BERLIN (Reuters) - Thyssenkrupp Chairman Ulrich Lehner has rejected investor calls to break up the industrial group and backed top management’s plan to transform the firm into a technology group, Germany’s Handelsblatt reported, citing an interview.
“Breaking up the group is not at all an issue,” Lehner was quoted as saying by the business daily in an interview published on Tuesday.
Chief Executive Heinrich Hiesinger, who has run the group since 2011, is steering the firm away from the volatile steel sector and aims to transform it into a technology group focused on car parts and elevators.
It has struck a deal to combine its European steel businesses with that of India’s Tata Steel next year and is facing pressure over the planned merger from its labour unions.

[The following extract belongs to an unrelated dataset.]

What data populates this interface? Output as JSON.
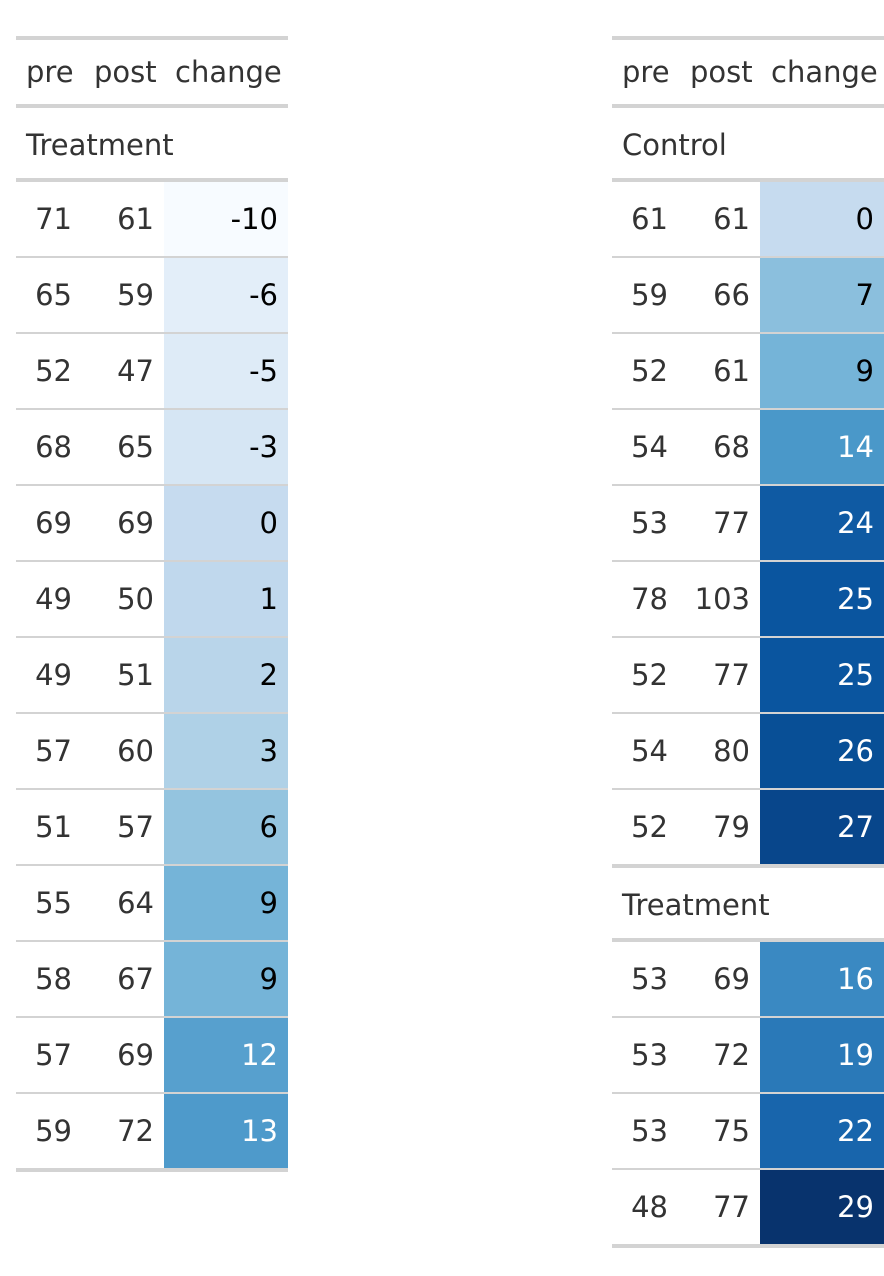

Cevian Capital, which holds around 18 percent in Thyssenkrupp, has criticized the management’s transformation course for failing to boost profitability and called for structural changes to the group to help it become more agile.
“If an investor positions itself publicly in such a way, then this hurts the company,” Lehner said.

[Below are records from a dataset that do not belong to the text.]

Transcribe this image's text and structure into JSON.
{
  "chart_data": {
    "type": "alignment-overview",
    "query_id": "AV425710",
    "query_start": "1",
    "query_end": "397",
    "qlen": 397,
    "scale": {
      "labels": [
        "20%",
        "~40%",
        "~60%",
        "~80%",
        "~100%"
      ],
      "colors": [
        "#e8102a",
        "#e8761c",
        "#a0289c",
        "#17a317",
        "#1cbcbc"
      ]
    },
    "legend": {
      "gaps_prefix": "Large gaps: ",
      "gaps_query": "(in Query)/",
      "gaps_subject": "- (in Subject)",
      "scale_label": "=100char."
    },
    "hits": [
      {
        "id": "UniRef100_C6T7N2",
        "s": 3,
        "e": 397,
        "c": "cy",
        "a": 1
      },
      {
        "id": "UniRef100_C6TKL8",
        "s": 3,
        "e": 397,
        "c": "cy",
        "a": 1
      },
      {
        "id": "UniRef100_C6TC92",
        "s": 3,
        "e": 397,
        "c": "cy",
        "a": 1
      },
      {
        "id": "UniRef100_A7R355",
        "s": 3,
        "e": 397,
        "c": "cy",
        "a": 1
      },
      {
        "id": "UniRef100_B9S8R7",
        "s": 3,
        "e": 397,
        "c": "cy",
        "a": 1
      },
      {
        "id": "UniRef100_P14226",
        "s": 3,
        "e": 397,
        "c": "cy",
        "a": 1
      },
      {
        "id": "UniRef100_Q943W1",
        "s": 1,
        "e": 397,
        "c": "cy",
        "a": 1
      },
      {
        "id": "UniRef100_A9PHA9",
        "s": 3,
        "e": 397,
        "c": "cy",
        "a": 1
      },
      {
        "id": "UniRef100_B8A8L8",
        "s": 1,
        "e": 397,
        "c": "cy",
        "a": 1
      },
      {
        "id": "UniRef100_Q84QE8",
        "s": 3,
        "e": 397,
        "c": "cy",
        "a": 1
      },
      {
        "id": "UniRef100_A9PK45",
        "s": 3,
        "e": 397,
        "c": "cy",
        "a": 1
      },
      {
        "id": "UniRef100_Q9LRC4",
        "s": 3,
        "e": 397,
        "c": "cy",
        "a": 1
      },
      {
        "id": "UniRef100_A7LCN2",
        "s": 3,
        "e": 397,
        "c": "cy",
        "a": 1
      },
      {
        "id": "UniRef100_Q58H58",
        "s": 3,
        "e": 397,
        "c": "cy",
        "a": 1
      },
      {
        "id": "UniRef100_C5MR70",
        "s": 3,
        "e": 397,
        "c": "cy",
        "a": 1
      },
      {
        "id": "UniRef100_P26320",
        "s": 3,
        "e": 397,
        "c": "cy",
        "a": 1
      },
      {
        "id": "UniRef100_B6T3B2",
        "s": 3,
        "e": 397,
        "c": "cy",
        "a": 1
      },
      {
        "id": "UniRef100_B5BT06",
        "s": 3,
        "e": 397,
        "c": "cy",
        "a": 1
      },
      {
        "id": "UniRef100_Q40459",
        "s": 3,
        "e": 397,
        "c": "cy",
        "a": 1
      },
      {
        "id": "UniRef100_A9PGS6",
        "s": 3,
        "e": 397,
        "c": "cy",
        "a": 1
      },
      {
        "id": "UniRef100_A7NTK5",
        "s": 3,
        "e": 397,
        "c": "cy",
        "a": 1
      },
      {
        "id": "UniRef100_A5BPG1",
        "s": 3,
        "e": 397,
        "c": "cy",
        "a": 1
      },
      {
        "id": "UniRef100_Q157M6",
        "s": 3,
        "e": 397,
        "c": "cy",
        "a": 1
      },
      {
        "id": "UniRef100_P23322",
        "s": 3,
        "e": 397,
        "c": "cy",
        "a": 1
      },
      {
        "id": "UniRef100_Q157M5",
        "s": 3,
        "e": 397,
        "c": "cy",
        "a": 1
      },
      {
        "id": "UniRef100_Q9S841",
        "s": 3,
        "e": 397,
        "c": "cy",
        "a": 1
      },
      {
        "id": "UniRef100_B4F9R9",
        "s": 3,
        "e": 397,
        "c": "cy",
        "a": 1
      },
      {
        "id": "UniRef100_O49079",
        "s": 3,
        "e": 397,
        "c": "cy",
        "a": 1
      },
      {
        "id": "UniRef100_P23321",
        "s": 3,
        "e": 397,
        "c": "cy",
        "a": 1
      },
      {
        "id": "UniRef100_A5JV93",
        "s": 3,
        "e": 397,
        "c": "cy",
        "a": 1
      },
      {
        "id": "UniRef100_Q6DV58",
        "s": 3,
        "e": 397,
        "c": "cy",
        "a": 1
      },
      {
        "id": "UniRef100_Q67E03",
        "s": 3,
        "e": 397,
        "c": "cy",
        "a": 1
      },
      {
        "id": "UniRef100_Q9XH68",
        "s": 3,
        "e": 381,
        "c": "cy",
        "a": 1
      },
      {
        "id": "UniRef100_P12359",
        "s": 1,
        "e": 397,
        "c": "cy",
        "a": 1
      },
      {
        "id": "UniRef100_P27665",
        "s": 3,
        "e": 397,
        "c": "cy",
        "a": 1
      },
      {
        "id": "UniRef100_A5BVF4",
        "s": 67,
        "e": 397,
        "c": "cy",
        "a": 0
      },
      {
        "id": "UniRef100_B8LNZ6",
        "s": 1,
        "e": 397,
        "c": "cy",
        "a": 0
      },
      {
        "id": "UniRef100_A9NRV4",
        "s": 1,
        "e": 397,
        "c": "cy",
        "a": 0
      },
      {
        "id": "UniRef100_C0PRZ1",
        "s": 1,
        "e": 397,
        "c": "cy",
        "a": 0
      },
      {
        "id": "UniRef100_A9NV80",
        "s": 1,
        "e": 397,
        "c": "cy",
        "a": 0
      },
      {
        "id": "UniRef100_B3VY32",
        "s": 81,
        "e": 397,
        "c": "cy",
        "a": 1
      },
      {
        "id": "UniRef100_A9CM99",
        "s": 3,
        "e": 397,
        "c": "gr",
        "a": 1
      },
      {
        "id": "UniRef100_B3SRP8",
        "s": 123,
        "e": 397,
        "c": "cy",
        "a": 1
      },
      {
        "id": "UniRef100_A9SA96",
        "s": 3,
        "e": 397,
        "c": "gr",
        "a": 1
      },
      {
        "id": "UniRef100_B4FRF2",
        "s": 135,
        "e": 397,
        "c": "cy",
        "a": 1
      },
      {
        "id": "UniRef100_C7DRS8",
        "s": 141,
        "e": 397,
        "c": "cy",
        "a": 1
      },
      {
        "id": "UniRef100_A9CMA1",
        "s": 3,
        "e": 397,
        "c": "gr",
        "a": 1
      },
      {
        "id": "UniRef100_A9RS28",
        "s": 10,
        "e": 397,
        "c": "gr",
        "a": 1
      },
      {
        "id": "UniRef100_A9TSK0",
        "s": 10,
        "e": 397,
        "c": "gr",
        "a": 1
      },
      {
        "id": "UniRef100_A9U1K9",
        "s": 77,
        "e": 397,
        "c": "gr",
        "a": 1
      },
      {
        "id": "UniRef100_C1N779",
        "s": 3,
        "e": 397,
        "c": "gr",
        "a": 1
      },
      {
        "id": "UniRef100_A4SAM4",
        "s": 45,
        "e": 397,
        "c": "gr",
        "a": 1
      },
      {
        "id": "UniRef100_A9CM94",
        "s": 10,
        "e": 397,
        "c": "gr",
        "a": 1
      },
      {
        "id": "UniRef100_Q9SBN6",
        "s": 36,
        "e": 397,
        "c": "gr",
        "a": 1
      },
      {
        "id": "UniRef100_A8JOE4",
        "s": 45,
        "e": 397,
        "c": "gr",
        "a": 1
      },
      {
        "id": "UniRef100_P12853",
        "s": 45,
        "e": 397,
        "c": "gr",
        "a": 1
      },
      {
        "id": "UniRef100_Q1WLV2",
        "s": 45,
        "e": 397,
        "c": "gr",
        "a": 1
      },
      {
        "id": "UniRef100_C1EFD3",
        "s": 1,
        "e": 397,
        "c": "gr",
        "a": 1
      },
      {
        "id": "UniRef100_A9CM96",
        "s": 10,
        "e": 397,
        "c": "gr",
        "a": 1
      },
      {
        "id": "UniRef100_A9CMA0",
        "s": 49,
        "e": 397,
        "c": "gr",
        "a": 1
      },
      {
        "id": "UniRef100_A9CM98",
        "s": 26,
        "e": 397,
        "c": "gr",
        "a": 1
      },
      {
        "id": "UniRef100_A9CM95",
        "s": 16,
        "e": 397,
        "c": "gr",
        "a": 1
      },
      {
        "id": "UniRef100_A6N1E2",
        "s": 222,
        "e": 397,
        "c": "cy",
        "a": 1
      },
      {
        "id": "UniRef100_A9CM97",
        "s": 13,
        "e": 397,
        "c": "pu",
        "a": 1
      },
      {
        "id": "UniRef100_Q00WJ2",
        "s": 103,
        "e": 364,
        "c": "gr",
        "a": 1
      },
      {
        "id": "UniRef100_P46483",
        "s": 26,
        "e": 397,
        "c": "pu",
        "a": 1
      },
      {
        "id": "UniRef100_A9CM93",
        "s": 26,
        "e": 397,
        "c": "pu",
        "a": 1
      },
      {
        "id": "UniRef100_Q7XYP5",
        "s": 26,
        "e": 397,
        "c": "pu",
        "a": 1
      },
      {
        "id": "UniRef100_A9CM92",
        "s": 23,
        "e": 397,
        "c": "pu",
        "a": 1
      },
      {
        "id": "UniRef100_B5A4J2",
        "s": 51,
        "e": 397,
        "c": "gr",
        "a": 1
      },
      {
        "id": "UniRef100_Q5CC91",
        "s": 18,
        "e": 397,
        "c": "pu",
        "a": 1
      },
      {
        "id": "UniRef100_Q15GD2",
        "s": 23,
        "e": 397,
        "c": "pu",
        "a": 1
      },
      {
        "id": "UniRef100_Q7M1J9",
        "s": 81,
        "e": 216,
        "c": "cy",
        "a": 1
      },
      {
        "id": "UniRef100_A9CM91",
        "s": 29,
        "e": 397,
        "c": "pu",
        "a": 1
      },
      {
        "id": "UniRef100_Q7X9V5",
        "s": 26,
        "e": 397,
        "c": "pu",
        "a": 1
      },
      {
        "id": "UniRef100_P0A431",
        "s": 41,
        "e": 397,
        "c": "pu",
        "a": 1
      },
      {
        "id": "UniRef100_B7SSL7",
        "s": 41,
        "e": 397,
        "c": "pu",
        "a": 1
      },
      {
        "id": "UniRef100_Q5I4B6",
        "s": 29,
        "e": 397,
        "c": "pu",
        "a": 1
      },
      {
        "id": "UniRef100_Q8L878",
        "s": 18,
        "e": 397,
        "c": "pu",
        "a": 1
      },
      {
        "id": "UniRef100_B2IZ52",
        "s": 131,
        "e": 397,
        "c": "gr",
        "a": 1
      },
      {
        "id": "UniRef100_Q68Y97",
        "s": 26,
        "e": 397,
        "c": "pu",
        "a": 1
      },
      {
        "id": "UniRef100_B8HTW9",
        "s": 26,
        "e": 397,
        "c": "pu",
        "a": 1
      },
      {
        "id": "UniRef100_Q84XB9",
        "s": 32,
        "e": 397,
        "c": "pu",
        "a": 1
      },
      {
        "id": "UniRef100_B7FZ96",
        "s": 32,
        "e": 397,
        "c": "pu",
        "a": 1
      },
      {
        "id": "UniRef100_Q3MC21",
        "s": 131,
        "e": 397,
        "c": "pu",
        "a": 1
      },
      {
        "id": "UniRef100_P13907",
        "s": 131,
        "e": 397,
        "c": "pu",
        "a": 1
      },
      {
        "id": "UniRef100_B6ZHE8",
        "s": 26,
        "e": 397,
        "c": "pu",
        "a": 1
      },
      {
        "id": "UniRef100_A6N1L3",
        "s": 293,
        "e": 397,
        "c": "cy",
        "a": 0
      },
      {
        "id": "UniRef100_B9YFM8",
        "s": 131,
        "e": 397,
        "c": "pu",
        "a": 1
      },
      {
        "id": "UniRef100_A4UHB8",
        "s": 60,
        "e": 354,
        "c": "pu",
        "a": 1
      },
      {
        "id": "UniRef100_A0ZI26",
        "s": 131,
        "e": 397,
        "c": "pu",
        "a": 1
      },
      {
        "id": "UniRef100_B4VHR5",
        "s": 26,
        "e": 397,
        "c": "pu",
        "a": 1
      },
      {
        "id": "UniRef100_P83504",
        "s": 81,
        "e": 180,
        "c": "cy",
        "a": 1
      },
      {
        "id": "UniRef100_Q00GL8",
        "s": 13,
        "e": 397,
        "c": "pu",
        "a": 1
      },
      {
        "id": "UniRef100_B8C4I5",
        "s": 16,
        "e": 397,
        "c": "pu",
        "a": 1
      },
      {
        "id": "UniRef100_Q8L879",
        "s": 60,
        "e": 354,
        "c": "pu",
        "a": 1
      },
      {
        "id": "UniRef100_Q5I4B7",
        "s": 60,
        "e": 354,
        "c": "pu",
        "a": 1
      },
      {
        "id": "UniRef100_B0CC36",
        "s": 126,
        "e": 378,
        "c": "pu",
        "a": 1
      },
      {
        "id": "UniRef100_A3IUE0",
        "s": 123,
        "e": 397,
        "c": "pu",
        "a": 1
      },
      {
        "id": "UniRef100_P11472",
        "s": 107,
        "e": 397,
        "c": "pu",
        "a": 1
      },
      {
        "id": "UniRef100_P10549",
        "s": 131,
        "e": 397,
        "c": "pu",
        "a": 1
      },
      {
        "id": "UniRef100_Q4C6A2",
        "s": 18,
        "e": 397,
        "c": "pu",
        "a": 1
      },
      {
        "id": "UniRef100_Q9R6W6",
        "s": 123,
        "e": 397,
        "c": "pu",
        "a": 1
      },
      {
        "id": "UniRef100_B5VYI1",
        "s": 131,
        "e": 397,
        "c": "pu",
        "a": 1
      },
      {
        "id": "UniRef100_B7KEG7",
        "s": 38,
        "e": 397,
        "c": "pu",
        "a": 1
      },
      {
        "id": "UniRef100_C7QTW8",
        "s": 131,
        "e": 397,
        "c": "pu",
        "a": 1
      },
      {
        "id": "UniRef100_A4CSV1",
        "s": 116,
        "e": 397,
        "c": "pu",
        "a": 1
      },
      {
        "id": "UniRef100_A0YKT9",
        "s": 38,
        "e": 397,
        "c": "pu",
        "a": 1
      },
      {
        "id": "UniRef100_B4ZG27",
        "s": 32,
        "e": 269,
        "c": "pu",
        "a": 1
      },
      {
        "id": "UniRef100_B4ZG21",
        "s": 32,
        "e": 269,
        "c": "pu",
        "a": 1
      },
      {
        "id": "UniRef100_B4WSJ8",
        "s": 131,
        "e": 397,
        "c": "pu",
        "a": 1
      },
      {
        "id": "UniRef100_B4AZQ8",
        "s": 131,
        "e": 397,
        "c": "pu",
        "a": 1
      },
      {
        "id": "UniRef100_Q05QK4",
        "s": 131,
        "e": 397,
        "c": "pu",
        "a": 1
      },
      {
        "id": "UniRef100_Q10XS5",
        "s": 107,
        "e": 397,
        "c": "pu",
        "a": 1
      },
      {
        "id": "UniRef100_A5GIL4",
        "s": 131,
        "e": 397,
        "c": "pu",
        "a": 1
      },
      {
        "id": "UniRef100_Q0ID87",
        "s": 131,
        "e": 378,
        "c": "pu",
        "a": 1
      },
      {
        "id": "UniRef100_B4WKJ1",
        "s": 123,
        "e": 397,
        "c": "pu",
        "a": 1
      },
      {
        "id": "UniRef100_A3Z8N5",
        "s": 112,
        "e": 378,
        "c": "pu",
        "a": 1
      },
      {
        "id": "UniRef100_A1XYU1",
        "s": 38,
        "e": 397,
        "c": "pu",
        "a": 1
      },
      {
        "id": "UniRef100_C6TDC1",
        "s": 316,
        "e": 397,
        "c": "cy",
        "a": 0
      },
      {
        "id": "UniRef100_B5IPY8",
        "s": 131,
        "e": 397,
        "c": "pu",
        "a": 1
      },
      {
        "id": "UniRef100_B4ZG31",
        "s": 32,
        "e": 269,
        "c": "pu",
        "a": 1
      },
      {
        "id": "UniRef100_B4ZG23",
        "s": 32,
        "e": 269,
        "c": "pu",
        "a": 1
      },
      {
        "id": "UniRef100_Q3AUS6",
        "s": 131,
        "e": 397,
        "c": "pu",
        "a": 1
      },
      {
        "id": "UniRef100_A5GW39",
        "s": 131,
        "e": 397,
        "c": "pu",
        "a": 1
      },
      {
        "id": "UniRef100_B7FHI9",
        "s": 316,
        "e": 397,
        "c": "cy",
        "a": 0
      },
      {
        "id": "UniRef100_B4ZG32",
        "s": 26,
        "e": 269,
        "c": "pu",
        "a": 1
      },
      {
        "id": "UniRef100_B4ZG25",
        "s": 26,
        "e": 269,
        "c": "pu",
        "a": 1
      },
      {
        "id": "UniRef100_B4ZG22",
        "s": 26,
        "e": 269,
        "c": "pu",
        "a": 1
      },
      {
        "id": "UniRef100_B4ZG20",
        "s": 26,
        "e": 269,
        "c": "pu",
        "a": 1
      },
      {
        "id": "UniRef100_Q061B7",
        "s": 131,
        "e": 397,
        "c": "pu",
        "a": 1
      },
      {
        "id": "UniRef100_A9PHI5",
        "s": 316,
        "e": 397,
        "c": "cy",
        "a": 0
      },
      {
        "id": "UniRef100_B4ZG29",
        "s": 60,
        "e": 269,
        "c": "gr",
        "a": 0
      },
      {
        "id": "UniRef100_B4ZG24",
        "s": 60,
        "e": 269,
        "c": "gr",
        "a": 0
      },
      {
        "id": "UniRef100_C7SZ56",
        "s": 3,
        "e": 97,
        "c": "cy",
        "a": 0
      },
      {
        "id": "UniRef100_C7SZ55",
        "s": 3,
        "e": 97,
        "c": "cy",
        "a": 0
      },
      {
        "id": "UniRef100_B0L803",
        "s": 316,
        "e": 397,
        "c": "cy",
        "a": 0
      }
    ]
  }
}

The head of Thyssenkrupp’s supervisory board gave his backing to Hiesinger ahead of a meeting with the CEO and Cevian founder Lars Foerberg on Tuesday, according to Handelsblatt.
“The team around Heinrich Hiesinger is doing an excellent job,” Lehner said. “It has the full support of the supervisory board and I appreciate the cooperation very much.”
“A breakup is not an optional issue that one can deal with carelessly,” Lehner said. “If there was need to take action on that front, then this would also be addressed and discussed within the supervisory board.”